ORN: Saturday: 4 miles, 44:25, 11:06 pace, R3/W2
Having come to the conclusion I could in fact run again, I turned my attention this past week to the riddle: “Just why did this ITB thing come up in the first place? And how do I prevent it in the future?”
David played a key role several weeks ago when he urged me to pay attention to how my feet hit the ground. It made sense. While I’ve known about overpronation for years, I never knew how to detect it. I finally read this which stated, succinctly, “Overpronated floppy feet show some shoe wear on the inside of the forefoot and benefit from motion control shoes.”
This was an “ah-ha” moment for me. I have worn six consecutive pairs of Brooks Adrenelines with virtually no wear on the outside of the soles and severe wear on the inside. I’ve always wondered about that, but had no knowledge to apply that observation.
I then ran this observation past my work colleague Jay (who finished the Badwater Ultramarathon last July in his third try and thus knows something about injury), who immediately asked to look at an old shoe. He then smiled and nodded with empathy. “Yep, that’s severe overpronation. Get yourself a motion control shoe.”
So, I’m mulling which new shoe to get. I have a pair of Adidas Supernovas, which I have maligned in this space before, which are classified as motion control.

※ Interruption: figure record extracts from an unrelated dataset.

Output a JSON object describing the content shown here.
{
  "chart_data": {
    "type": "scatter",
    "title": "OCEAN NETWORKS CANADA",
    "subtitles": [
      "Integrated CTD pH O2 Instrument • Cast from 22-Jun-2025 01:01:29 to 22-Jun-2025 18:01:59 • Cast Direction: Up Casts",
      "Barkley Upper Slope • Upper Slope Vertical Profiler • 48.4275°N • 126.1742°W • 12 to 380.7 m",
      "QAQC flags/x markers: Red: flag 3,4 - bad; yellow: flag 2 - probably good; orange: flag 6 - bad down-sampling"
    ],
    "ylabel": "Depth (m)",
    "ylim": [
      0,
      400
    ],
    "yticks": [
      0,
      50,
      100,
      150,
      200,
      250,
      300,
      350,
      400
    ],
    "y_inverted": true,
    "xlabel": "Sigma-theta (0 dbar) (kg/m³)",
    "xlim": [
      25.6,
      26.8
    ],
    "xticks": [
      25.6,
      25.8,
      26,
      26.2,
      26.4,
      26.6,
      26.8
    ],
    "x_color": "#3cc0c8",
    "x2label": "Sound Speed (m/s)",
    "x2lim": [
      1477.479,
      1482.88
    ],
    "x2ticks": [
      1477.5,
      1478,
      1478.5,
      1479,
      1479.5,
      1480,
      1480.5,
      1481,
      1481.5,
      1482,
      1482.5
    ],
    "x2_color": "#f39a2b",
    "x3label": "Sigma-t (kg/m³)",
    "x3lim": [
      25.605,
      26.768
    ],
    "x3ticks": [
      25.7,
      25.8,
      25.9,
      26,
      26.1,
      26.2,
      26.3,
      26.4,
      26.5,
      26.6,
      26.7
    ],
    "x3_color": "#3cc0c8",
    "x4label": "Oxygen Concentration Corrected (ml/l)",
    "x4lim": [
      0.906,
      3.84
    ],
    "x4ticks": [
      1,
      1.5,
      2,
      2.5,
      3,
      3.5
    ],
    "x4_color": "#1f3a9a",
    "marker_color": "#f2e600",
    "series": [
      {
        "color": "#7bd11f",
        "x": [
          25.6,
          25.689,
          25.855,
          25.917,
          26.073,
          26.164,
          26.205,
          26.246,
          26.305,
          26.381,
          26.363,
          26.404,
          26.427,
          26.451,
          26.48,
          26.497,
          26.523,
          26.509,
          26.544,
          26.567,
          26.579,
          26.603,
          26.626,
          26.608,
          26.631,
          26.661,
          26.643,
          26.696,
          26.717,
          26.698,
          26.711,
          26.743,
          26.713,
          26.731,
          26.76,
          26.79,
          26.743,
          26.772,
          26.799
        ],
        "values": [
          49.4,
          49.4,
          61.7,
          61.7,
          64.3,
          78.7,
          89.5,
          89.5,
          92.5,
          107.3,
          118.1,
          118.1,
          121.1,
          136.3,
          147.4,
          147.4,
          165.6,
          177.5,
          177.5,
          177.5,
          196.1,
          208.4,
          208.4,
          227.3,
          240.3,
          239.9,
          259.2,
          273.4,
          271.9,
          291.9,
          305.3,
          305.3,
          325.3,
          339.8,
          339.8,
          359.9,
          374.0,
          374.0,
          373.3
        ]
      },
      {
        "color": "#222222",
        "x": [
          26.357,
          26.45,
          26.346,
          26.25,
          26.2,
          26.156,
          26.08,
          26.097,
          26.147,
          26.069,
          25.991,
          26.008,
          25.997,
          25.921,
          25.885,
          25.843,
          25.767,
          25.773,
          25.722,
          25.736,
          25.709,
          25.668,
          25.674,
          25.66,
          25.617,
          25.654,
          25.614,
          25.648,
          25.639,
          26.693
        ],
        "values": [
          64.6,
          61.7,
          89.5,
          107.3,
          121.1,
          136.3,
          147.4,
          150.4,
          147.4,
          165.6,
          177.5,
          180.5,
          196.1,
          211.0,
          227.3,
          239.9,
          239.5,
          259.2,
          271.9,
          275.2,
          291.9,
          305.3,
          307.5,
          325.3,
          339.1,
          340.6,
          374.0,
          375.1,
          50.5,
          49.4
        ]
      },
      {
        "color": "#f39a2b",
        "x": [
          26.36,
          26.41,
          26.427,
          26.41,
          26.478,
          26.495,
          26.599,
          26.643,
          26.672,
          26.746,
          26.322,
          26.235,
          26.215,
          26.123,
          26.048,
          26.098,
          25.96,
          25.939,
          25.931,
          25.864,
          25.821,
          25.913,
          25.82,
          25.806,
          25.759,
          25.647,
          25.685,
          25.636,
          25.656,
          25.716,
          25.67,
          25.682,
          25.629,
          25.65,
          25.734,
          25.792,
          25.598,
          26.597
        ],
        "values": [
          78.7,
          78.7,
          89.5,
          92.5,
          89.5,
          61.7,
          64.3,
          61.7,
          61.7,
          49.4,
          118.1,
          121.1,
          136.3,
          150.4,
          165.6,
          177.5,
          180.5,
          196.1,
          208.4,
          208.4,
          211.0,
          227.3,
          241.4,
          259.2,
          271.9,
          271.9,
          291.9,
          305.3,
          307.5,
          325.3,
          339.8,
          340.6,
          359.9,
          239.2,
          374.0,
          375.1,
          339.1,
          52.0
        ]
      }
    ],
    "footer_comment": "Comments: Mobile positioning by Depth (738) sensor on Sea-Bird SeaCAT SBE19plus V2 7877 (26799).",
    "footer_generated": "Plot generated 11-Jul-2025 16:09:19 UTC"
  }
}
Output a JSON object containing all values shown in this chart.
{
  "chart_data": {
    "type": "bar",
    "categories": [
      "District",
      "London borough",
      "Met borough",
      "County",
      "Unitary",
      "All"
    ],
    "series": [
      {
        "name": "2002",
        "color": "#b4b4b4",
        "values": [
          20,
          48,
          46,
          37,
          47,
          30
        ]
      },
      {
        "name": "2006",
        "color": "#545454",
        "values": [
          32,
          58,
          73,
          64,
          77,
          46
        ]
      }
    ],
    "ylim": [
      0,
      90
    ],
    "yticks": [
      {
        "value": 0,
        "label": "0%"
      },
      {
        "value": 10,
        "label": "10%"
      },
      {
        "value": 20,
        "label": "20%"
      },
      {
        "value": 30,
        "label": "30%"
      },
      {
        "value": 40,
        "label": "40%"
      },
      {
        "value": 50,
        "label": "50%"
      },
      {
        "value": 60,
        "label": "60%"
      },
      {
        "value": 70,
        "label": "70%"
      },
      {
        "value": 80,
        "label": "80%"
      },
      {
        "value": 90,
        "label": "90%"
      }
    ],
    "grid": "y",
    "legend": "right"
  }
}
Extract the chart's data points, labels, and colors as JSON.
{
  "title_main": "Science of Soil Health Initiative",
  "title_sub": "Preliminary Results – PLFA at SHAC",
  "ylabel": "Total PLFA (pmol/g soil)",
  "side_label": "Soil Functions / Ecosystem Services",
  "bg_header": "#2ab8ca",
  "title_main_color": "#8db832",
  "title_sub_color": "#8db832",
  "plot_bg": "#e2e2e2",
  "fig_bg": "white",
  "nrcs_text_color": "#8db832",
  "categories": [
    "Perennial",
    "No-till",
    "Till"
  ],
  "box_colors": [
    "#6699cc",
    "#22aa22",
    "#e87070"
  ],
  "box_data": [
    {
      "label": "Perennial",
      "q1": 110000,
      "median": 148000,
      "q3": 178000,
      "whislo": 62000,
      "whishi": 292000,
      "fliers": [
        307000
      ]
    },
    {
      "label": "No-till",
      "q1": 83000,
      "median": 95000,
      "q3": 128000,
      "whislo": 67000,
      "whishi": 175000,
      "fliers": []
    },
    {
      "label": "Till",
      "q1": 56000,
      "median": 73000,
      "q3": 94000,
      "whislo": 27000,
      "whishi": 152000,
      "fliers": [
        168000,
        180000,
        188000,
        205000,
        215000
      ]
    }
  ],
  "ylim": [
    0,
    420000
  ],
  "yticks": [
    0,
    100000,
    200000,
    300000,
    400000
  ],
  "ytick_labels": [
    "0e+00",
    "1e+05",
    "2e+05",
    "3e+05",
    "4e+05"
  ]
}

Jay’s comment was that since I have worn Brooks’ before, I’d probably like the Beast. I may also try on the Asics Gel Foundation VI, just because Asics are so well thought of.
Next Saturday, I have to kill most of the day in suburban Chicago while youngest son Matt does a tour at Wheaton College. So, I’m hoping regular commenter WADDLING will give me some advice on good running stores in the Chicago ‘burbs. There have to be some good ones.
I’d also welcome any advice on shoe selection and experience!!
Today’s run: another step forward, the first time I’ve done four miles. It was great to be outside in our “balmy” 17F weather with a sharp west wind. I probably could have done five but I didn’t. I still feel the ITB; the severity of pain is easing. Gradually, we build.